Today I attended an excellent presentation at a NAPFA study group meeting by a colleague of mine, Rick Miller. Rick is a Ph.D. economist and a financial planner. He’s been researching the usefulness of annuities as a way of avoiding one of the major retirement risks most people face – running out of money – and his work suggests that fixed annuities are worth a second look.
When I get time, I want to write more extensively on annuities, but for now, let’s start with the nice, simple illustration Rick offered us this morning for how fixed annuities work: the tontine.
Consider the simple case of a tontine in which 100 people each pay $1,000 into a fund on January 1st. They agree that their money will be used to purchase a bond that yields 2.5%, and whoever among them is still alive on December 31st gets to divide the proceeds. Let’s say that at the end of the year, one person has died. The remaining 99 people divide up $102,500, giving each person $1.035.35 (assuming no administrative costs). Notice that although the bond only yielded 2.5%, each person receive a payout of slightly more than 3.5%. How? Well, through the mortality of their fellow tontine participant.
That’s the essence of how a fixed annuity works. In return for depositing a sum of money with an insurance company, you receive a payout that is defined either for a fixed period of time, or (more often) for the duration of one or more lives. The amount paid out is based on the life expectancy of the person or persons whose lives are involved. The company sells lots of contracts to a large population of people. The contract terms are set up so that the insurance company makes a profit (which may be modest, outrageous, or something in between), and the participants who live longest get a return that is subsidized by those who die early.
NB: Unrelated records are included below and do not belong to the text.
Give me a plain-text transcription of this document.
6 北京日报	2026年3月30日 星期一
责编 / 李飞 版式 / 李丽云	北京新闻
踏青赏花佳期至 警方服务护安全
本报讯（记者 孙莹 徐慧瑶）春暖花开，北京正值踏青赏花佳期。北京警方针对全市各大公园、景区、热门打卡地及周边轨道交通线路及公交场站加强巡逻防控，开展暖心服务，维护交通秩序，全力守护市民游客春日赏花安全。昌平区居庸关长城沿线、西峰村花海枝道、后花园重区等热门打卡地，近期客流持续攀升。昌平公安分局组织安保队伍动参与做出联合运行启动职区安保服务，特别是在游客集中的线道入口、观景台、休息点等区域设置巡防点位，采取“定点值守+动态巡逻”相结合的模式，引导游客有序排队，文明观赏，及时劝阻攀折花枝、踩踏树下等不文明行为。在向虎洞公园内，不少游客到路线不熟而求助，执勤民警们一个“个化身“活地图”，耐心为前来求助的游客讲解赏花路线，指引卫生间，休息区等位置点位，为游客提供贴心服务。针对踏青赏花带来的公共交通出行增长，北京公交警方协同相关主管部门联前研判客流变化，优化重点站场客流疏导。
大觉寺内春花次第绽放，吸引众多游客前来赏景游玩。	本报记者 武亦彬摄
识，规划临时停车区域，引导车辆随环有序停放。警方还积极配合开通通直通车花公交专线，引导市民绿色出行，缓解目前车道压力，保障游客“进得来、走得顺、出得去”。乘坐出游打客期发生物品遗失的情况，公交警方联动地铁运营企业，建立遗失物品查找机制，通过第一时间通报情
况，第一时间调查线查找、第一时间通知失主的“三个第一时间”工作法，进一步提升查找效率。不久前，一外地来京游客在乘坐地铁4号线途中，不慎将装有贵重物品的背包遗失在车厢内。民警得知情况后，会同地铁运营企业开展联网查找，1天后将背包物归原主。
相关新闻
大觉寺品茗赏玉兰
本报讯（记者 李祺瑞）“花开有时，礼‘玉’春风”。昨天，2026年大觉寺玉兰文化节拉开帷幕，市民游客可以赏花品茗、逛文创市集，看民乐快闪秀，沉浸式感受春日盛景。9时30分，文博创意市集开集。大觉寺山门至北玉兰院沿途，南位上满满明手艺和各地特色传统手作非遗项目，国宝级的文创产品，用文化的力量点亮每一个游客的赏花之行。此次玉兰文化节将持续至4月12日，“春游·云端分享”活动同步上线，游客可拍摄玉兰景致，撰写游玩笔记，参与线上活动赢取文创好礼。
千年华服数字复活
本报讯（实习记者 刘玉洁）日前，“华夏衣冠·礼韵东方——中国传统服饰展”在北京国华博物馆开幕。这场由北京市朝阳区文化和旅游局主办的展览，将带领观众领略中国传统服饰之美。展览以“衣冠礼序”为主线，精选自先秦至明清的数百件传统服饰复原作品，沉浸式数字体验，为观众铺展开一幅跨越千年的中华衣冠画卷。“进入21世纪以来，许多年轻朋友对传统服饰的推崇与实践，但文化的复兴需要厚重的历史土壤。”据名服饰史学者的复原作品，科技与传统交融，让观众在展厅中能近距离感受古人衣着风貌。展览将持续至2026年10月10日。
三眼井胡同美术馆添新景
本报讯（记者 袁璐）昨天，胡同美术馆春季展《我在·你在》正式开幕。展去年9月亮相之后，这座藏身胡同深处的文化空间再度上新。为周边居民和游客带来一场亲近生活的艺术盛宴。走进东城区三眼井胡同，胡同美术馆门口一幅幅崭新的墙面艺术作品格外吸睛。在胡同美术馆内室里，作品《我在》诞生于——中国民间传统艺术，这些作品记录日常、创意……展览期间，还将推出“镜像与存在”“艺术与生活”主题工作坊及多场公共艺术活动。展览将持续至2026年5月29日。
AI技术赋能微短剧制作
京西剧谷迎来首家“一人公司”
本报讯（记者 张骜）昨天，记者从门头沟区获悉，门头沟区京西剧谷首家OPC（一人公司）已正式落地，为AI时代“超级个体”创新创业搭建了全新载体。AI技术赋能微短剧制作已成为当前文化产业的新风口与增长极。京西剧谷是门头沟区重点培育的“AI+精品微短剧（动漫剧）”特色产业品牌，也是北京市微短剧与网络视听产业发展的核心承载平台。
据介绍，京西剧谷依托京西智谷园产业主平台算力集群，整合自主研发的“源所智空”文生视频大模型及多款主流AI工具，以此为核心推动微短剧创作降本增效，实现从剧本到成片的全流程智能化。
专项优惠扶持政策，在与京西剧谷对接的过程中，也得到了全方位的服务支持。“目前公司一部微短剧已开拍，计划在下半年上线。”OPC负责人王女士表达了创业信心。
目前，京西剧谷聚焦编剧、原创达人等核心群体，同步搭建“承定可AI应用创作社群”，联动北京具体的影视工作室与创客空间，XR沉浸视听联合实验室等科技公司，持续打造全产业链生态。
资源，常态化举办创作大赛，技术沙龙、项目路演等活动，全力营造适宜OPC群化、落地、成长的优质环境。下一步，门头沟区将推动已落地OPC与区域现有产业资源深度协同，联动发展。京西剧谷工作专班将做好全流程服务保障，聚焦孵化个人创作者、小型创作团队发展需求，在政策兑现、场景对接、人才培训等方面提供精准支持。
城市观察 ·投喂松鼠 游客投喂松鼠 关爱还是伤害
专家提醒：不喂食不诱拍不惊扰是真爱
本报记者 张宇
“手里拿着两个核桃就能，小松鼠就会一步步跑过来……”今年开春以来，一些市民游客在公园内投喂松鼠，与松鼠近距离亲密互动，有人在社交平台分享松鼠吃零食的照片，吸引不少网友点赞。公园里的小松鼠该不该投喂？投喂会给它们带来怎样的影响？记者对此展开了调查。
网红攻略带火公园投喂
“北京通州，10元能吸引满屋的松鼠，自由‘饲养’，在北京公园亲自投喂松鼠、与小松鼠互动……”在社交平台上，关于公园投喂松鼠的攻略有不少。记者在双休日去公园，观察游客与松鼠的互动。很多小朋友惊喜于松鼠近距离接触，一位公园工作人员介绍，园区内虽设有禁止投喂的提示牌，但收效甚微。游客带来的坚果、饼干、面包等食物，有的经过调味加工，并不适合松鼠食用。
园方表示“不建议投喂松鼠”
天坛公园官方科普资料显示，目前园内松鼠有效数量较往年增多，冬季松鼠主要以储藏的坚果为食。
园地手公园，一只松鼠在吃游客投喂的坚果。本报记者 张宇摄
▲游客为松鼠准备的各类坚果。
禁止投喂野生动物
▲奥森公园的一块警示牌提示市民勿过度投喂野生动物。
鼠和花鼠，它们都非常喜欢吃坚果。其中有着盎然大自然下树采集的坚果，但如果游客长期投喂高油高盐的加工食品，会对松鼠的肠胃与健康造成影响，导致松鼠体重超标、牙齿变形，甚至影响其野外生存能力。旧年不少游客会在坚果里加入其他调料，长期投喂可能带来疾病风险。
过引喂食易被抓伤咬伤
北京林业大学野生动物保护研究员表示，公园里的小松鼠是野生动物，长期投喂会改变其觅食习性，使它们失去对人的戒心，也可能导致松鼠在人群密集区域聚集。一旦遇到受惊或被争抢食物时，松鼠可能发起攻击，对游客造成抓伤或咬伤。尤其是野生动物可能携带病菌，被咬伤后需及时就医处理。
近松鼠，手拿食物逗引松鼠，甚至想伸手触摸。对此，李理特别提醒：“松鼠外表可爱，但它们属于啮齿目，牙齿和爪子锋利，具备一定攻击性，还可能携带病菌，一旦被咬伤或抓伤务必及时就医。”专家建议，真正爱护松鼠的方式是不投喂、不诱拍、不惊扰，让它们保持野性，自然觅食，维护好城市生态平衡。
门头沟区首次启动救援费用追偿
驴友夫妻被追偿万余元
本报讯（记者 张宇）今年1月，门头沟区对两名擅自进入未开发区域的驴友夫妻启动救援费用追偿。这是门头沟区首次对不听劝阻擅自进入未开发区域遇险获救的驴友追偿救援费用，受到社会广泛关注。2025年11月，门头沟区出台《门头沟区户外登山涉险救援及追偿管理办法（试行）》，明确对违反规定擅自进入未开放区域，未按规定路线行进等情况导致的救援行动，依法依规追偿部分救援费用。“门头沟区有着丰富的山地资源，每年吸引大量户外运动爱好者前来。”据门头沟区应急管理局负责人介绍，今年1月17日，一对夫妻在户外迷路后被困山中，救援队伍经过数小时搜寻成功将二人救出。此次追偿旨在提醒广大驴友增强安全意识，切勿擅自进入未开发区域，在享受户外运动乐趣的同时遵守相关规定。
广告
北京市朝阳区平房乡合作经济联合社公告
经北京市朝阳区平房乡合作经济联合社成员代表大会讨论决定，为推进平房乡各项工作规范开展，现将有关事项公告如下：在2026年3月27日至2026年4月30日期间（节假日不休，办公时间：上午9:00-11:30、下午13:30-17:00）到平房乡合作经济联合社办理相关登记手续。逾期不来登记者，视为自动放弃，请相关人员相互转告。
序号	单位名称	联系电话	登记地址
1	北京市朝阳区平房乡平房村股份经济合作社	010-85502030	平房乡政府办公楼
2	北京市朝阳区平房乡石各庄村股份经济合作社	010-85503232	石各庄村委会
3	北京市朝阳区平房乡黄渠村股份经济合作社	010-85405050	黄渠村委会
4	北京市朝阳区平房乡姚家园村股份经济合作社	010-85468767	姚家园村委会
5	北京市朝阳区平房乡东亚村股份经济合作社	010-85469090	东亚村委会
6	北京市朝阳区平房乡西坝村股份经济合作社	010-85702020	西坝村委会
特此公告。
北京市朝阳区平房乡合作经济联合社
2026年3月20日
The main advantage of a fixed annuity is that you know how much you will get, and (barring the insolvency of the insurer), you can’t outlive the payout from your original deposit. If you’d invested the money yourself, you might have gotten a higher payout, but you would have taken on all the risk that your money would run out prematurely. The downside, of course, is that the annuity contract is irrevocable; once you’ve paid out the premium, you can’t change your mind. You also run a risk that the insurer may fail before you die (although some part of your annuity may be backed by a state guaranty fund, these typically limit coverage to about $100,000 per person per insurer).
Rick’s presentation provided a good argument for at least partially annuitizing a retirement nest egg. Obviously, this isn’t a solution for everyone, and anyone considering buying an annuity should analyze all the details of the transaction carefully and obtain professional counsel. But other academics and financial advisers are also examining the usefulness of annuities and coming to the conclusion that they could provide some needed protection for retirement funding. It will be interesting to see if more people become willing to use annuities after the stock market roller-coaster ride of the last year or so.